|  | No fundo do corredor, no quarto 9, Matilde ainda 
		dorme. Sempre gostou de acordar tarde. As persianas estão corridas, mas 
		a escuridão não é total. Um raio de luz banha-lhe os cabelos nevados, 
		acaricia-lhe os sulcos que os anos -os oitenta, chegaram, sem avisar, na 
		semana passada, no último dia de Outubro - lhe lavraram no rosto. 
		 Abre os olhos e contempla com uma serena tristeza a 
		cama vazia, na outra ponta. A morte roubara-lhe a companheira de quarto, 
		com quem não tinha qualquer afinidade: duas estranhas, num espaço 
		estranho. Ficara somente uma vaga pena, como uma sombra distante que se 
		esvai, diluída numa sensação de alívio. Esperava, agora, finalmente ter 
		“um quarto só para si” como diria Virgínia Woolf. Quando pensava na 
		tranquilidade da solidão, sentia um vago remorso pelo seu egoísmo. A 
		verdade é que sempre prezara a sua privacidade. Só partilhara o quarto com o marido que havia 
		partido, depois de um longo sofrimento, corroído por um implacável 
		cancro. Também a ela a temida doença havia lançado os seus tenazes 
		assassinos, mas vencera-a. Agora era a doença de Parkinson que lhe 
		minava, lentamente, os músculos, parecendo, por vezes, as mãos ganharem 
		vida própria através dos tremores.  Em cima da mesa-de-cabeceira, uma moldura
		 fixou um momento longínquo de 
		felicidade: ela, na juventude madura dos trinta, o marido, ainda na 
		pujança da saúde e a filha, ainda despreocupada e feliz. Depois, o pano 
		de fundo: o solar antigo que haviam reconstruído e recuperado pedra a 
		pedra, alcandorado numa pacata vila, entre o mar e a serra. Mais tarde, 
		aquela casa fora vendida apressadamente para fazer face ao fantasma da 
		doença do marido. Sucederam-se os tratamentos nos Estados Unidos, todos 
		infrutíferos, pois ele piorava de dia para dia.
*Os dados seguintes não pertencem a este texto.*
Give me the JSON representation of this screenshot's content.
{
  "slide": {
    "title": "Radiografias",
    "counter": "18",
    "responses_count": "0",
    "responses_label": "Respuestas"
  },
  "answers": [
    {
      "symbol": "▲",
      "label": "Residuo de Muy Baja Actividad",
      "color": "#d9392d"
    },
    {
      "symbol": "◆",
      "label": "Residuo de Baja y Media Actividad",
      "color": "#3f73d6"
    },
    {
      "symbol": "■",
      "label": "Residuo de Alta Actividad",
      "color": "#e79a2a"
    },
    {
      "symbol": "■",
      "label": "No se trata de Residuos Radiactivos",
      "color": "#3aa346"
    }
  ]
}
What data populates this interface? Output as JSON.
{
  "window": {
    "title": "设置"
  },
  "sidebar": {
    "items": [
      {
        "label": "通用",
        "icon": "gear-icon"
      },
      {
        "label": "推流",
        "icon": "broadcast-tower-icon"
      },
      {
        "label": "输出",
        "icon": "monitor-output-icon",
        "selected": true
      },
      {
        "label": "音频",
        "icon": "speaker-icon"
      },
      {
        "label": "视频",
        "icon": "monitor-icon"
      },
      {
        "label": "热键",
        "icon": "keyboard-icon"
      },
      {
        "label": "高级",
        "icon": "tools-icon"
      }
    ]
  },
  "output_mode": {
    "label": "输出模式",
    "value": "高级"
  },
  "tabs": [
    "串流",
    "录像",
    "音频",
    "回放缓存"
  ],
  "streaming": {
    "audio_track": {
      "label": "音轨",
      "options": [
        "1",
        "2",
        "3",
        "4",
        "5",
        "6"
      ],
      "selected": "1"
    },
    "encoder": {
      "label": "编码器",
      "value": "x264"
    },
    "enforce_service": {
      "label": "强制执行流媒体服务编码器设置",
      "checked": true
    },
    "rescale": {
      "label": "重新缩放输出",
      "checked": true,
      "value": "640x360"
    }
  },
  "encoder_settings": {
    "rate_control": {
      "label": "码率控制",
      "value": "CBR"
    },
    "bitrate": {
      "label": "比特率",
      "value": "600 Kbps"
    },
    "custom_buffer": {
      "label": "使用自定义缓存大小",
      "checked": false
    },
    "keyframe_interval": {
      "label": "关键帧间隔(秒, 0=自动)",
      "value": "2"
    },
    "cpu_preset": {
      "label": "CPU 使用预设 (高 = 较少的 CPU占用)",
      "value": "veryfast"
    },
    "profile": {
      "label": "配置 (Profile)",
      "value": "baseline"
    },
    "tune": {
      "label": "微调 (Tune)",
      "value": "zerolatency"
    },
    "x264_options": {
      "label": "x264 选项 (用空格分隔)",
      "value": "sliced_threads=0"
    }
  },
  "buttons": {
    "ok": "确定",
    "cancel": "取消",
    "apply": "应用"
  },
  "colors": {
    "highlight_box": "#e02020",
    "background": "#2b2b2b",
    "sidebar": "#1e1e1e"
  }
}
Antes tinham vivido alguns anos em Inglaterra, onde 
		José, engenheiro de profissão, exercera funções. Lá, Matilde havia 
		concluído o mestrado e o doutoramento e dera à luz a sua Camila, agora 
		“soror Joana” - Carmelita dedicada, filha distante, inexistente, 
		poderíamos mesmo dizer. Vira-a no mês passado quando a deixou ali, sem 
		mais explicações à excepção de: “A mãe está demasiado velha e doente 
		para viver sozinha”. Respondera-lhe secamente que sempre cuidara de si e 
		que não precisava da compaixão dela para nada, que regressasse ao seu 
		convento, à sua clausura, ao universo onde se refugiara por fé, ou quem 
		sabe, para fugir de algo que ela própria desconhecia.  Em mais de vinte anos de vida monástica, fora a 
		segunda saída de “soror Joana”. Isso representaria para ela a violência 
		de romper com as sete orações diárias em conjunto e com as restantes 
		horas de contemplação e oração solitária. O mundo real era sempre um 
		sacrifício quase desumano. Desde que ultrapassara a barreira etária dos 
		quarenta, parecia ainda mais amarga e fechada. Engordara alguns quilos, 
		embora mantivesse a discreta beleza que o hábito se esforçava por 
		ocultar. Na noite anterior ao seu internamento compulsivo no 
		lar, Matilde havia caído na banheira, desmaiara e fora a empregada 
		doméstica quem a havia encontrado, inconsciente e gelada. Além da 
		hipotermia, fizera várias contusões num ombro e fracturara dois dedos. É verdade que aquele Lar era o melhor da zona: 
		asséptico, com um número adequado de funcionários, médico e enfermeira 
		em serviço permanente, sala de informática, biblioteca e até um pequeno 
		jardim, onde o sol inundava, a certas horas,os bancos de madeira 
		vermelhos. Camila-Soror-Joana deixara-a na sala e saíra 
		apressadamente, sem sequer se preocupar em ver o quarto onde a mãe iria 
		ficar, nem com o facto de o ter de partilhar, contrariada, com outra 
		pessoa. Nunca mais voltara, nem telefonara. Mas sempre fora assim. “O 
		seu reino não era deste mundo”.  Nos primeiros anos, Matilde e José chegaram a 
		percorrer o país de lés a lés para a tentarem visitar. Porém, havia 
		demasiadas grades entre eles e a proximidade geográfica era uma mera 
		ilusão. Oriunda de uma família aristocrata e abastada do 
		Porto, Matilde completara o liceu num colégio interno de religiosas. 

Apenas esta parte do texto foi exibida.